Der ökologische Landbau in Deutschland ist 2018 deutlich gewachsen. Der positive Trend setzt sich fort. In Zahlen: Die ökologisch bewirtschaftete Fläche in Deutschland hat sich um 10,8 Prozent auf rund 1,5 Millionen Hektar (ha) vergrößert. Allein in 2018 stieg der Umfang der ökologisch bewirtschafteten Fläche um rund 150.000 ha. Auch die Anzahl der ökologisch wirtschaftenden Betriebe hat zugenommen. Um fast 7,9 Prozent auf insgesamt etwa 32.000 Betriebe. Diese Zahlen hat jetzt die Bundesministerin für Ernährung und Landwirtschaft veröffentlicht.

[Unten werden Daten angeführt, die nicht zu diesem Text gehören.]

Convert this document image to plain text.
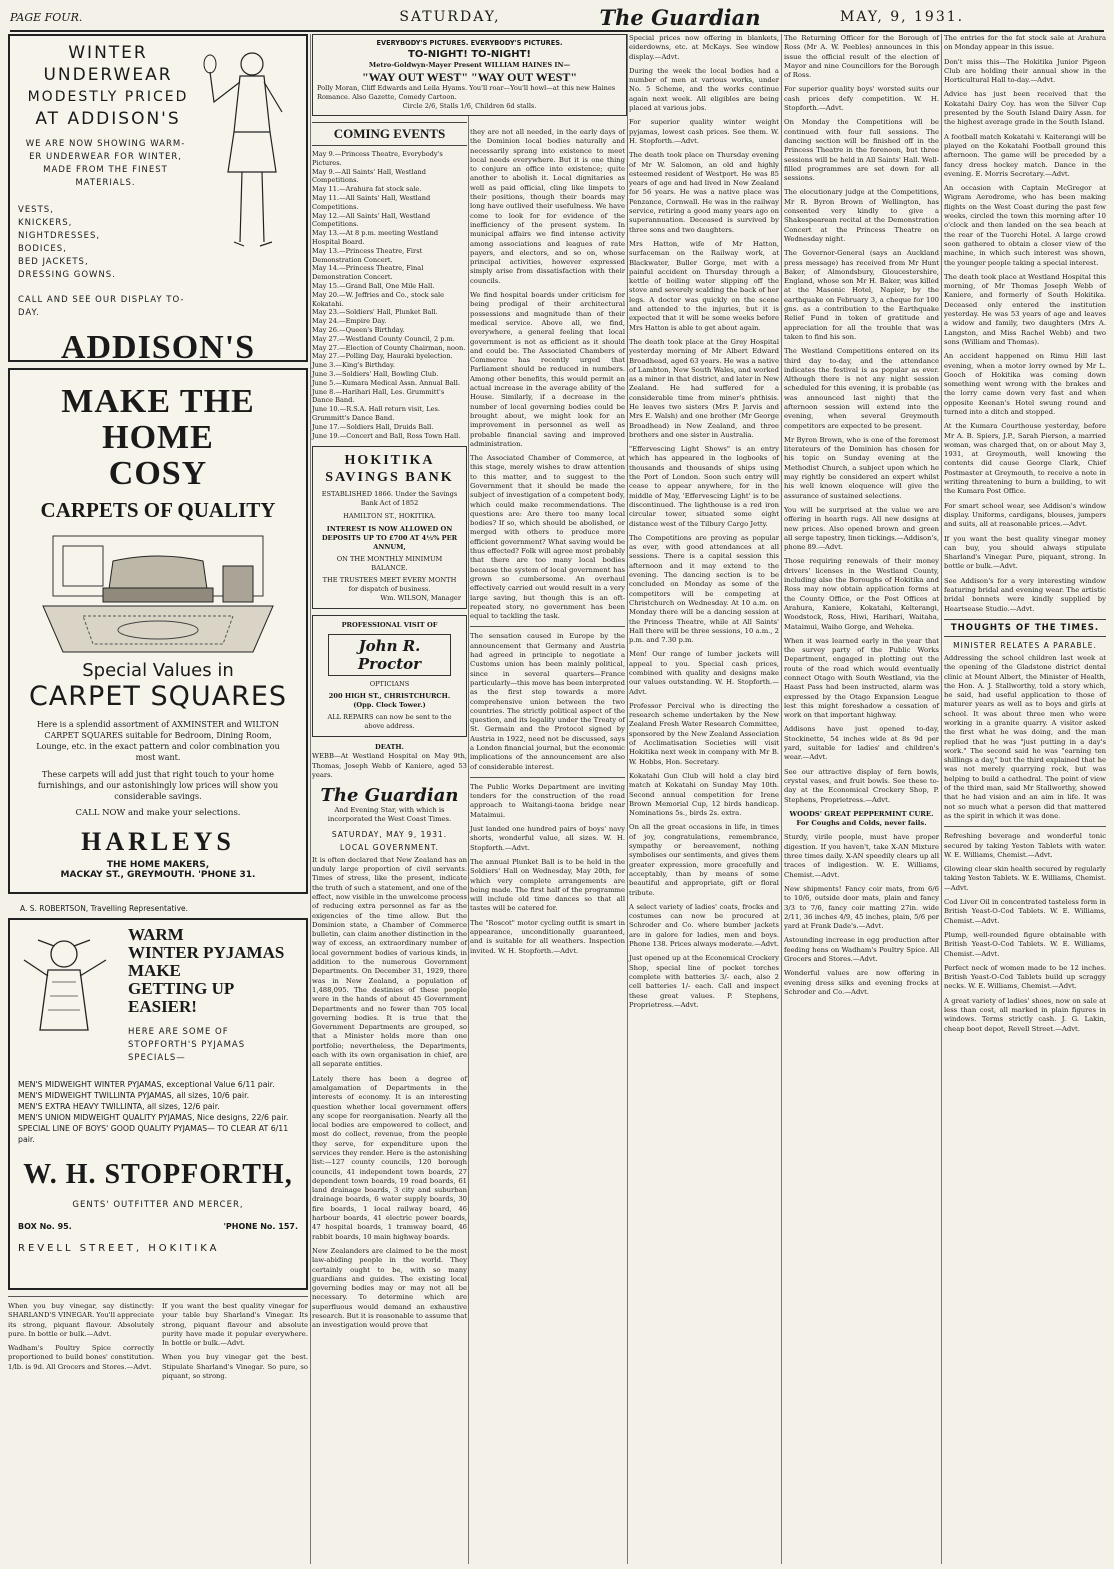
PAGE FOUR.	SATURDAY,	The Guardian	MAY, 9, 1931.
WINTER
UNDERWEAR
MODESTLY PRICED
AT ADDISON'S
WE ARE NOW SHOWING WARM-
ER UNDERWEAR FOR WINTER,
MADE FROM THE FINEST
MATERIALS.
VESTS,
KNICKERS,
NIGHTDRESSES,
BODICES,
BED JACKETS,
DRESSING GOWNS.
CALL AND SEE OUR DISPLAY TO-DAY.
ADDISON'S
MAKE THE HOME
COSY
CARPETS OF QUALITY
Special Values in
CARPET SQUARES
Here is a splendid assortment of AXMINSTER and WILTON CARPET SQUARES suitable for Bedroom, Dining Room, Lounge, etc. in the exact pattern and color combination you most want.
These carpets will add just that right touch to your home furnishings, and our astonishingly low prices will show you considerable savings.
CALL NOW and make your selections.
HARLEYS
THE HOME MAKERS,
MACKAY ST., GREYMOUTH. 'PHONE 31.
A. S. ROBERTSON, Travelling Representative.
WARM
WINTER PYJAMAS
MAKE
GETTING UP
EASIER!
HERE ARE SOME OF STOPFORTH'S PYJAMAS SPECIALS—
MEN'S MIDWEIGHT WINTER PYJAMAS, exceptional Value 6/11 pair.
MEN'S MIDWEIGHT TWILLINTA PYJAMAS, all sizes, 10/6 pair.
MEN'S EXTRA HEAVY TWILLINTA, all sizes, 12/6 pair.
MEN'S UNION MIDWEIGHT QUALITY PYJAMAS, Nice designs, 22/6 pair.
SPECIAL LINE OF BOYS' GOOD QUALITY PYJAMAS— TO CLEAR AT 6/11 pair.
W. H. STOPFORTH,
GENTS' OUTFITTER AND MERCER,
BOX No. 95.	'PHONE No. 157.
REVELL STREET, HOKITIKA

When you buy vinegar, say distinctly: SHARLAND'S VINEGAR. You'll appreciate its strong, piquant flavour. Absolutely pure. In bottle or bulk.—Advt.

Wadham's Poultry Spice correctly proportioned to build bones' constitution. 1/lb. is 9d. All Grocers and Stores.—Advt.

If you want the best quality vinegar for your table buy Sharland's Vinegar. Its strong, piquant flavour and absolute purity have made it popular everywhere. In bottle or bulk.—Advt.

When you buy vinegar get the best. Stipulate Sharland's Vinegar. So pure, so piquant, so strong.

EVERYBODY'S PICTURES. EVERYBODY'S PICTURES.
TO-NIGHT! TO-NIGHT!
Metro-Goldwyn-Mayer Present WILLIAM HAINES IN—
"WAY OUT WEST" "WAY OUT WEST"
Polly Moran, Cliff Edwards and Leila Hyams. You'll roar—You'll howl—at this new Haines Romance. Also Gazette, Comedy Cartoon.
Circle 2/6, Stalls 1/6, Children 6d stalls.
COMING EVENTS

May 9.—Princess Theatre, Everybody's Pictures.

May 9.—All Saints' Hall, Westland Competitions.

May 11.—Arahura fat stock sale.

May 11.—All Saints' Hall, Westland Competitions.

May 12.—All Saints' Hall, Westland Competitions.

May 13.—At 8 p.m. meeting Westland Hospital Board.

May 13.—Princess Theatre, First Demonstration Concert.

May 14.—Princess Theatre, Final Demonstration Concert.

May 15.—Grand Ball, One Mile Hall.

May 20.—W. Jeffries and Co., stock sale Kokatahi.

May 23.—Soldiers' Hall, Plunket Ball.

May 24.—Empire Day.

May 26.—Queen's Birthday.

May 27.—Westland County Council, 2 p.m.

May 27.—Election of County Chairman, noon.

May 27.—Polling Day, Hauraki byelection.

June 3.—King's Birthday.

June 3.—Soldiers' Hall, Bowling Club.

June 5.—Kumara Medical Assn. Annual Ball.

June 8.—Harihari Hall, Les. Grummitt's Dance Band.

June 10.—R.S.A. Hall return visit, Les. Grummitt's Dance Band.

June 17.—Soldiers Hall, Druids Ball.

June 19.—Concert and Ball, Ross Town Hall.

HOKITIKA
SAVINGS BANK
ESTABLISHED 1866. Under the Savings Bank Act of 1852
HAMILTON ST., HOKITIKA.
INTEREST IS NOW ALLOWED ON DEPOSITS UP TO £700 AT 4½% PER ANNUM,
ON THE MONTHLY MINIMUM BALANCE.
THE TRUSTEES MEET EVERY MONTH for dispatch of business.
Wm. WILSON, Manager
PROFESSIONAL VISIT OF
John R. Proctor
OPTICIANS
200 HIGH ST., CHRISTCHURCH. (Opp. Clock Tower.)
ALL REPAIRS can now be sent to the above address.
DEATH.

WEBB—At Westland Hospital on May 9th, Thomas, Joseph Webb of Kaniere, aged 53 years.

The Guardian

And Evening Star, with which is incorporated the West Coast Times.

SATURDAY, MAY 9, 1931.
LOCAL GOVERNMENT.

It is often declared that New Zealand has an unduly large proportion of civil servants. Times of stress, like the present, indicate the truth of such a statement, and one of the effect, now visible in the unwelcome process of reducing extra personnel as far as the exigencies of the time allow. But the Dominion state, a Chamber of Commerce bulletin, can claim another distinction in the way of excess, an extraordinary number of local government bodies of various kinds, in addition to the numerous Government Departments. On December 31, 1929, there was in New Zealand, a population of 1,488,095. The destinies of these people were in the hands of about 45 Government Departments and no fewer than 705 local governing bodies. It is true that the Government Departments are grouped, so that a Minister holds more than one portfolio; nevertheless, the Departments, each with its own organisation in chief, are all separate entities.

Lately there has been a degree of amalgamation of Departments in the interests of economy. It is an interesting question whether local government offers any scope for reorganisation. Nearly all the local bodies are empowered to collect, and most do collect, revenue, from the people they serve, for expenditure upon the services they render. Here is the astonishing list:—127 county councils, 120 borough councils, 41 independent town boards, 27 dependent town boards, 19 road boards, 61 land drainage boards, 3 city and suburban drainage boards, 6 water supply boards, 30 fire boards, 1 local railway board, 46 harbour boards, 41 electric power boards, 47 hospital boards, 1 tramway board, 46 rabbit boards, 10 main highway boards.

New Zealanders are claimed to be the most law-abiding people in the world. They certainly ought to be, with so many guardians and guides. The existing local governing bodies may or may not all be necessary. To determine which are superfluous would demand an exhaustive research. But it is reasonable to assume that an investigation would prove that

they are not all needed, in the early days of the Dominion local bodies naturally and necessarily sprang into existence to meet local needs everywhere. But it is one thing to conjure an office into existence; quite another to abolish it. Local dignitaries as well as paid official, cling like limpets to their positions, though their boards may long have outlived their usefulness. We have come to look for for evidence of the inefficiency of the present system. In municipal affairs we find intense activity among associations and leagues of rate payers, and electors, and so on, whose principal activities, however expressed simply arise from dissatisfaction with their councils.

We find hospital boards under criticism for being prodigal of their architectural possessions and magnitude than of their medical service. Above all, we find, everywhere, a general feeling that local government is not as efficient as it should and could be. The Associated Chambers of Commerce has recently urged that Parliament should be reduced in numbers. Among other benefits, this would permit an actual increase in the average ability of the House. Similarly, if a decrease in the number of local governing bodies could be brought about, we might look for an improvement in personnel as well as probable financial saving and improved administration.

The Associated Chamber of Commerce, at this stage, merely wishes to draw attention to this matter, and to suggest to the Government that it should be made the subject of investigation of a competent body, which could make recommendations. The questions are: Are there too many local bodies? If so, which should be abolished, or merged with others to produce more efficient government? What saving would be thus effected? Folk will agree most probably that there are too many local bodies because the system of local government has grown so cumbersome. An overhaul effectively carried out would result in a very large saving, but though this is an oft-repeated story, no government has been equal to tackling the task.

The sensation caused in Europe by the announcement that Germany and Austria had agreed in principle to negotiate a Customs union has been mainly political, since in several quarters—France particularly—this move has been interpreted as the first step towards a more comprehensive union between the two countries. The strictly political aspect of the question, and its legality under the Treaty of St. Germain and the Protocol signed by Austria in 1922, need not be discussed, says a London financial journal, but the economic implications of the announcement are also of considerable interest.

The Public Works Department are inviting tenders for the construction of the road approach to Waitangi-taona bridge near Mataimui.

Just landed one hundred pairs of boys' navy shorts, wonderful value, all sizes. W. H. Stopforth.—Advt.

The annual Plunket Ball is to be held in the Soldiers' Hall on Wednesday, May 20th, for which very complete arrangements are being made. The first half of the programme will include old time dances so that all tastes will be catered for.

The "Roscot" motor cycling outfit is smart in appearance, unconditionally guaranteed, and is suitable for all weathers. Inspection invited. W. H. Stopforth.—Advt.

Special prices now offering in blankets, eiderdowns, etc. at McKays. See window display.—Advt.

During the week the local bodies had a number of men at various works, under No. 5 Scheme, and the works continue again next week. All eligibles are being placed at various jobs.

For superior quality winter weight pyjamas, lowest cash prices. See them. W. H. Stopforth.—Advt.

The death took place on Thursday evening of Mr W. Salomon, an old and highly esteemed resident of Westport. He was 85 years of age and had lived in New Zealand for 56 years. He was a native place was Penzance, Cornwall. He was in the railway service, retiring a good many years ago on superannuation. Deceased is survived by three sons and two daughters.

Mrs Hatton, wife of Mr Hatton, surfaceman on the Railway work, at Blackwater, Buller Gorge, met with a painful accident on Thursday through a kettle of boiling water slipping off the stove and severely scalding the back of her legs. A doctor was quickly on the scene and attended to the injuries, but it is expected that it will be some weeks before Mrs Hatton is able to get about again.

The death took place at the Grey Hospital yesterday morning of Mr Albert Edward Broadhead, aged 63 years. He was a native of Lambton, New South Wales, and worked as a miner in that district, and later in New Zealand. He had suffered for a considerable time from miner's phthisis. He leaves two sisters (Mrs P. Jarvis and Mrs E. Walsh) and one brother (Mr George Broadhead) in New Zealand, and three brothers and one sister in Australia.

"Effervescing Light Shows" is an entry which has appeared in the logbooks of thousands and thousands of ships using the Port of London. Soon such entry will cease to appear anywhere, for in the middle of May, 'Effervescing Light' is to be discontinued. The lighthouse is a red iron circular tower, situated some eight distance west of the Tilbury Cargo Jetty.

The Competitions are proving as popular as ever, with good attendances at all sessions. There is a capital session this afternoon and it may extend to the evening. The dancing section is to be concluded on Monday as some of the competitors will be competing at Christchurch on Wednesday. At 10 a.m. on Monday there will be a dancing session at the Princess Theatre, while at All Saints' Hall there will be three sessions, 10 a.m., 2 p.m. and 7.30 p.m.

Men! Our range of lumber jackets will appeal to you. Special cash prices, combined with quality and designs make our values outstanding. W. H. Stopforth.—Advt.

Professor Percival who is directing the research scheme undertaken by the New Zealand Fresh Water Research Committee, sponsored by the New Zealand Association of Acclimatisation Societies will visit Hokitika next week in company with Mr B. W. Hobbs, Hon. Secretary.

Kokatahi Gun Club will hold a clay bird match at Kokatahi on Sunday May 10th. Second annual competition for Irene Brown Memorial Cup, 12 birds handicap. Nominations 5s., birds 2s. extra.

On all the great occasions in life, in times of joy, congratulations, remembrance, sympathy or bereavement, nothing symbolises our sentiments, and gives them greater expression, more gracefully and acceptably, than by means of some beautiful and appropriate, gift or floral tribute.

A select variety of ladies' coats, frocks and costumes can now be procured at Schroder and Co. where bumber jackets are in galore for ladies, men and boys. Phone 138. Prices always moderate.—Advt.

Just opened up at the Economical Crockery Shop, special line of pocket torches complete with batteries 3/- each, also 2 cell batteries 1/- each. Call and inspect these great values. P. Stephens, Proprietress.—Advt.

The Returning Officer for the Borough of Ross (Mr A. W. Peebles) announces in this issue the official result of the election of Mayor and nine Councillors for the Borough of Ross.

For superior quality boys' worsted suits our cash prices defy competition. W. H. Stopforth.—Advt.

On Monday the Competitions will be continued with four full sessions. The dancing section will be finished off in the Princess Theatre in the forenoon, but three sessions will be held in All Saints' Hall. Well-filled programmes are set down for all sessions.

The elocutionary judge at the Competitions, Mr R. Byron Brown of Wellington, has consented very kindly to give a Shakespearean recital at the Demonstration Concert at the Princess Theatre on Wednesday night.

The Governor-General (says an Auckland press message) has received from Mr Hunt Baker, of Almondsbury, Gloucestershire, England, whose son Mr H. Baker, was killed at the Masonic Hotel, Napier, by the earthquake on February 3, a cheque for 100 gns. as a contribution to the Earthquake Relief Fund in token of gratitude and appreciation for all the trouble that was taken to find his son.

The Westland Competitions entered on its third day to-day, and the attendance indicates the festival is as popular as ever. Although there is not any night session scheduled for this evening, it is probable (as was announced last night) that the afternoon session will extend into the evening, when several Greymouth competitors are expected to be present.

Mr Byron Brown, who is one of the foremost literateurs of the Dominion has chosen for his topic on Sunday evening at the Methodist Church, a subject upon which he may rightly be considered an expert whilst his well known eloquence will give the assurance of sustained selections.

You will be surprised at the value we are offering in hearth rugs. All new designs at new prices. Also opened brown and green all serge tapestry, linen tickings.—Addison's, phone 89.—Advt.

Those requiring renewals of their money drivers' licenses in the Westland County, including also the Boroughs of Hokitika and Ross may now obtain application forms at the County Office, or the Post Offices at Arahura, Kaniere, Kokatahi, Kelterangi, Woodstock, Ross, Hiwi, Harihari, Waitaha, Mataimui, Waiho Gorge, and Weheka.

When it was learned early in the year that the survey party of the Public Works Department, engaged in plotting out the route of the road which would eventually connect Otago with South Westland, via the Haast Pass had been instructed, alarm was expressed by the Otago Expansion League lest this might foreshadow a cessation of work on that important highway.

Addisons have just opened to-day, Stockinette, 54 inches wide at 8s 9d per yard, suitable for ladies' and children's wear.—Advt.

See our attractive display of fern bowls, crystal vases, and fruit bowls. See these to-day at the Economical Crockery Shop, P. Stephens, Proprietress.—Advt.

WOODS' GREAT PEPPERMINT CURE. For Coughs and Colds, never fails.

Sturdy, virile people, must have proper digestion. If you haven't, take X-AN Mixture three times daily. X-AN speedily clears up all traces of indigestion. W. E. Williams, Chemist.—Advt.

New shipments! Fancy coir mats, from 6/6 to 10/6, outside door mats, plain and fancy 3/3 to 7/6, fancy coir matting 27in. wide 2/11, 36 inches 4/9, 45 inches, plain, 5/6 per yard at Frank Dade's.—Advt.

Astounding increase in egg production after feeding hens on Wadham's Poultry Spice. All Grocers and Stores.—Advt.

Wonderful values are now offering in evening dress silks and evening frocks at Schroder and Co.—Advt.

The entries for the fat stock sale at Arahura on Monday appear in this issue.

Don't miss this—The Hokitika Junior Pigeon Club are holding their annual show in the Horticultural Hall to-day.—Advt.

Advice has just been received that the Kokatahi Dairy Coy. has won the Silver Cup presented by the South Island Dairy Assn. for the highest average grade in the South Island.

A football match Kokatahi v. Kaiterangi will be played on the Kokatahi Football ground this afternoon. The game will be preceded by a fancy dress hockey match. Dance in the evening. E. Morris Secretary.—Advt.

An occasion with Captain McGregor at Wigram Aerodrome, who has been making flights on the West Coast during the past few weeks, circled the town this morning after 10 o'clock and then landed on the sea beach at the rear of the Tuorchi Hotel. A large crowd soon gathered to obtain a closer view of the machine, in which such interest was shown, the younger people taking a special interest.

The death took place at Westland Hospital this morning, of Mr Thomas Joseph Webb of Kaniere, and formerly of South Hokitika. Deceased only entered the institution yesterday. He was 53 years of age and leaves a widow and family, two daughters (Mrs A. Langston, and Miss Rachel Webb) and two sons (William and Thomas).

An accident happened on Rimu Hill last evening, when a motor lorry owned by Mr L. Gooch of Hokitika was coming down something went wrong with the brakes and the lorry came down very fast and when opposite Keenan's Hotel swung round and turned into a ditch and stopped.

At the Kumara Courthouse yesterday, before Mr A. B. Spiers, J.P., Sarah Pierson, a married woman, was charged that, on or about May 3, 1931, at Greymouth, well knowing the contents did cause George Clark, Chief Postmaster at Greymouth, to receive a note in writing threatening to burn a building, to wit the Kumara Post Office.

For smart school wear, see Addison's window display. Uniforms, cardigans, blouses, jumpers and suits, all at reasonable prices.—Advt.

If you want the best quality vinegar money can buy, you should always stipulate Sharland's Vinegar. Pure, piquant, strong. In bottle or bulk.—Advt.

See Addison's for a very interesting window featuring bridal and evening wear. The artistic bridal bonnets were kindly supplied by Heartsease Studio.—Advt.

THOUGHTS OF THE TIMES.
MINISTER RELATES A PARABLE.

Addressing the school children last week at the opening of the Gladstone district dental clinic at Mount Albert, the Minister of Health, the Hon. A. J. Stallworthy, told a story which, he said, had useful application to those of maturer years as well as to boys and girls at school. It was about three men who were working in a granite quarry. A visitor asked the first what he was doing, and the man replied that he was "just putting in a day's work." The second said he was "earning ten shillings a day," but the third explained that he was not merely quarrying rock, but was helping to build a cathedral. The point of view of the third man, said Mr Stallworthy, showed that he had vision and an aim in life. It was not so much what a person did that mattered as the spirit in which it was done.

Refreshing beverage and wonderful tonic secured by taking Yeston Tablets with water. W. E. Williams, Chemist.—Advt.

Glowing clear skin health secured by regularly taking Yeston Tablets. W. E. Williams, Chemist.—Advt.

Cod Liver Oil in concentrated tasteless form in British Yeast-O-Cod Tablets. W. E. Williams, Chemist.—Advt.

Plump, well-rounded figure obtainable with British Yeast-O-Cod Tablets. W. E. Williams, Chemist.—Advt.

Perfect neck of women made to be 12 inches. British Yeast-O-Cod Tablets build up scraggy necks. W. E. Williams, Chemist.—Advt.

A great variety of ladies' shoes, now on sale at less than cost, all marked in plain figures in windows. Terms strictly cash. J. G. Lakin, cheap boot depot, Revell Street.—Advt.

Monotonie in der Agrarlandschaft.

Dazu Bundesministerin Julia Klöckner: „Wir haben die Fördermittel für den Ökologischen Anbau spürbar erhöht, das wirkt. Nicht nur die Nachfrage der Verbraucher nach Biolebensmitteln steigt, der Wunsch von immer mehr Landwirten, ihre Wirtschaftsweise umzustellen, wächst ebenfalls. Auch, weil es sich für die Bauernbetriebe rechnet und wir gezielt fördern und forschen. Ökologisch oder konventionell wirtschaftende Bauernfamilien sehen wir im guten Miteinander. Die Entwicklung stimmt: Der konventionelle Anbau wird immer nachhaltiger, der Ökolandbau effizienter. Die Entscheidung umzustellen, obliegt den Produzenten. Wir setzen dafür den politischen Rahmen, machen Mut, senken Hürden und unterstützen mit einer breiten Palette an Maßnahmen. Dass diese angenommen werden und wirken, belegen die die neuen Daten.“

Die verfügbaren Fördermittel für den ökologischen Landbau hatte die Ministerin deutlich erhöht – um die Hälfte. Von 20 auf 30 Millionen Euro jährlich.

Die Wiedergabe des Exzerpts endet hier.